The creation of an object allocates memory, adjusts properties, and even reads files, consuming CPU resources. You can optimize performance by replacing heavy objects with lightweight objects. For example, CALayer is much lighter than UIView, so controls that do not need to respond to touch events are better displayed with CALayer. If the object does not involve UI operations, try to create it in the background thread, but unfortunately controls that contain CALayer can only be created and manipulated in the main thread. Creating view objects in Storyboard is much more expensive than creating them directly in code, and Storyboard is not a good technology choice for performance-sensitive interfaces.

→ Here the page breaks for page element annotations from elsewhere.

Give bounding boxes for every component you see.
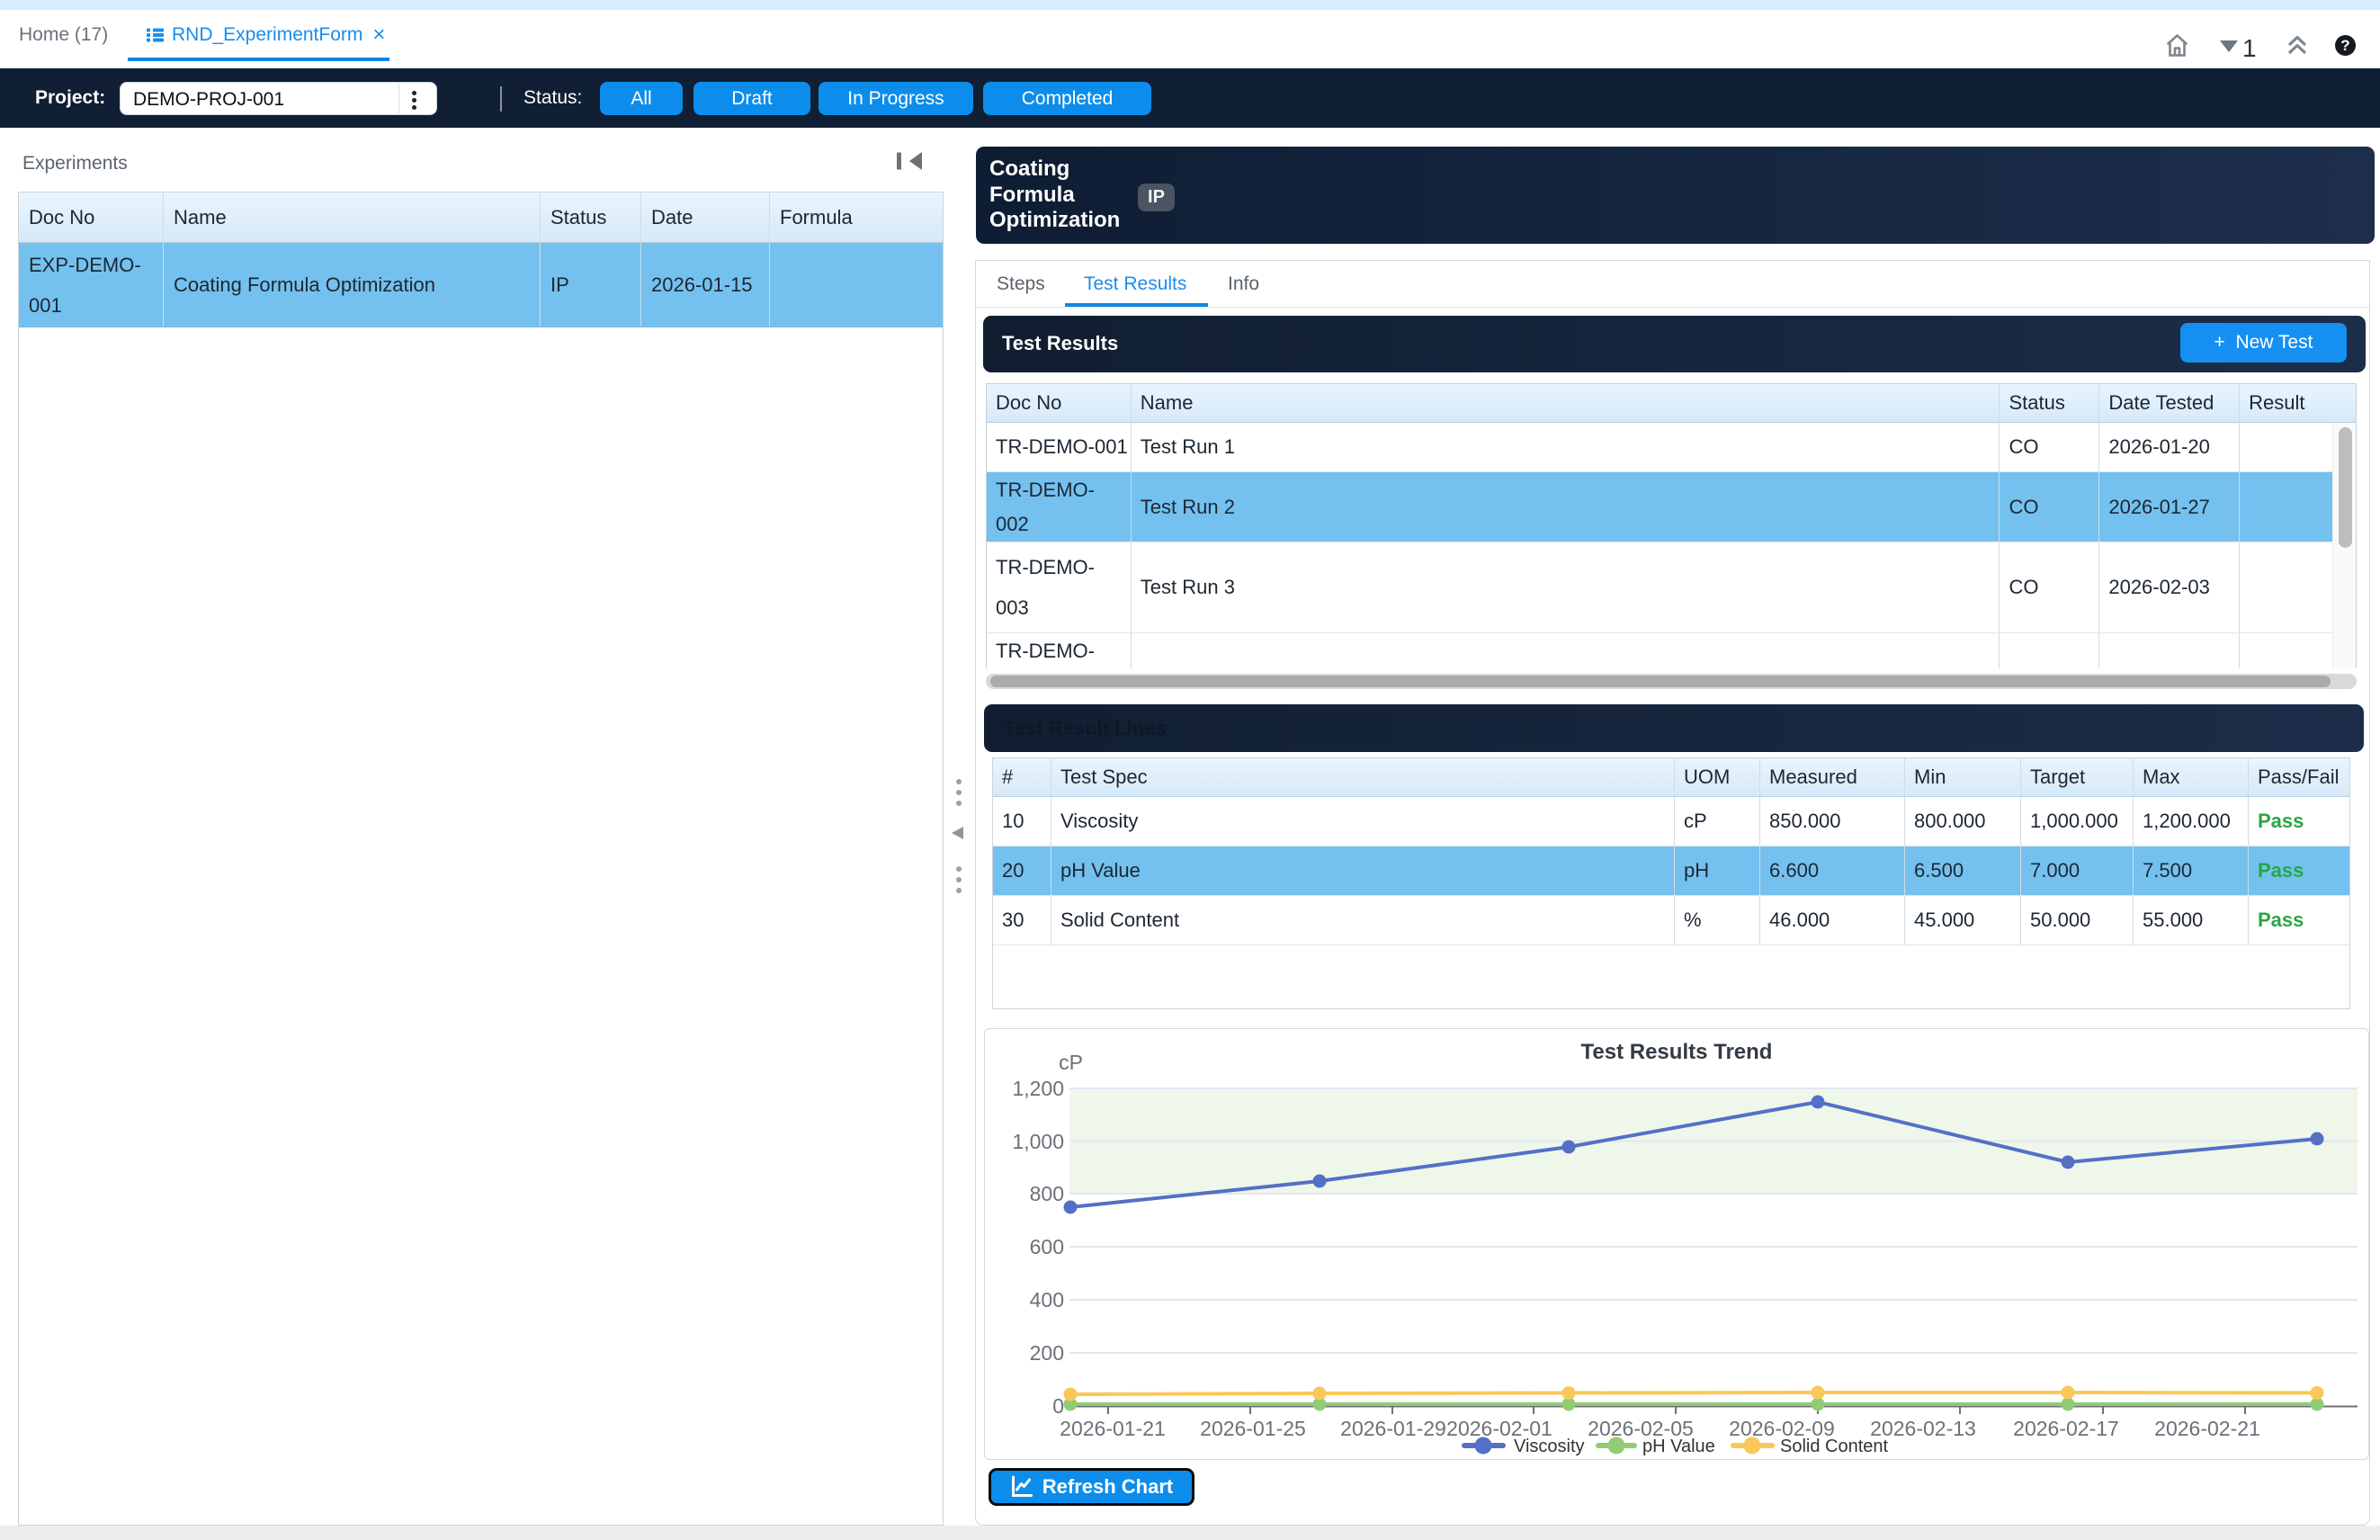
svg-text:Viscosity: Viscosity	[1514, 1437, 1585, 1456]
svg-text:1,200: 1,200	[1012, 1077, 1064, 1100]
svg-text:cP: cP	[1059, 1051, 1083, 1074]
svg-text:1,000: 1,000	[1012, 1130, 1064, 1153]
svg-text:200: 200	[1030, 1341, 1064, 1365]
svg-text:pH Value: pH Value	[1642, 1437, 1715, 1456]
svg-text:2026-01-29: 2026-01-29	[1340, 1417, 1446, 1440]
svg-text:0: 0	[1052, 1394, 1064, 1418]
svg-text:2026-01-21: 2026-01-21	[1060, 1417, 1166, 1440]
svg-text:Solid Content: Solid Content	[1780, 1437, 1889, 1456]
svg-text:2026-01-25: 2026-01-25	[1200, 1417, 1306, 1440]
svg-text:600: 600	[1030, 1235, 1064, 1258]
svg-text:800: 800	[1030, 1182, 1064, 1205]
svg-text:400: 400	[1030, 1288, 1064, 1312]
svg-text:2026-02-17: 2026-02-17	[2013, 1417, 2119, 1440]
svg-text:2026-02-09: 2026-02-09	[1729, 1417, 1835, 1440]
svg-text:2026-02-13: 2026-02-13	[1870, 1417, 1976, 1440]
svg-text:Test Results Trend: Test Results Trend	[1581, 1040, 1773, 1064]
svg-text:2026-02-21: 2026-02-21	[2154, 1417, 2260, 1440]
svg-text:2026-02-01: 2026-02-01	[1446, 1417, 1552, 1440]
svg-text:2026-02-05: 2026-02-05	[1588, 1417, 1694, 1440]
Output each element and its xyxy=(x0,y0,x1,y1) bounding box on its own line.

Delay object creation as long as possible and spread it out over multiple tasks. Although this is a bit of a hassle to implement and doesn’t offer many advantages, if you can do it, try it. If objects can be reused and the cost of reuse is less than releasing and creating new objects, then such objects should be reused in a cache pool whenever possible.

GPU optimization

Compared to the CPU, the GPU can do a single thing: take the submitted Texture and vertex description, apply the transform, mix and render, and then print it to the screen. The main things you can see are textures (pictures) and shapes (vector shapes for triangle simulation).

1. Texture rendering

All bitmaps, including images, rasterization and other contents, are eventually submitted to video memory by memory. Both the process of submitting to video memory and the process of rendering Texture consume a lot of GPU. When a large number of images are displayed in a short period of time (such as when the TableView has a large number of images and slides quickly), the CPU usage is very low and the GPU usage is very high, and the interface will still drop frames. The only way to avoid this situation is to minimize the display of a large number of pictures in a short period of time, and to display as many pictures as possible.

2. View mixing

When multiple views (or Calayers) are displayed on top of each other, the GPU blends them together first. If the view structure is too complex, the mixing process can also consume a lot of GPU resources. To reduce GPU consumption in this situation, applications should minimize the number and level of views and indicate opaque attributes in opaque views to avoid useless Alpha channel composition. Of course, this can also be done by pre-rendering multiple views as a single image.

3. Graph generation

CALayer’s border, rounded corners, shadows and masks, CASharpLayer’s vector graphics display, will usually result in off-screen rendering, and off-screen rendering usually occurs in GPU. When a list has a large number of rounded corners, and the list is quickly animated, GPU resources are fully occupied and CPU resources are less consumed.

The most radical solution is to draw the graphics you want to display as images in the background, avoiding rounded corners, shadows, mask properties, and so on.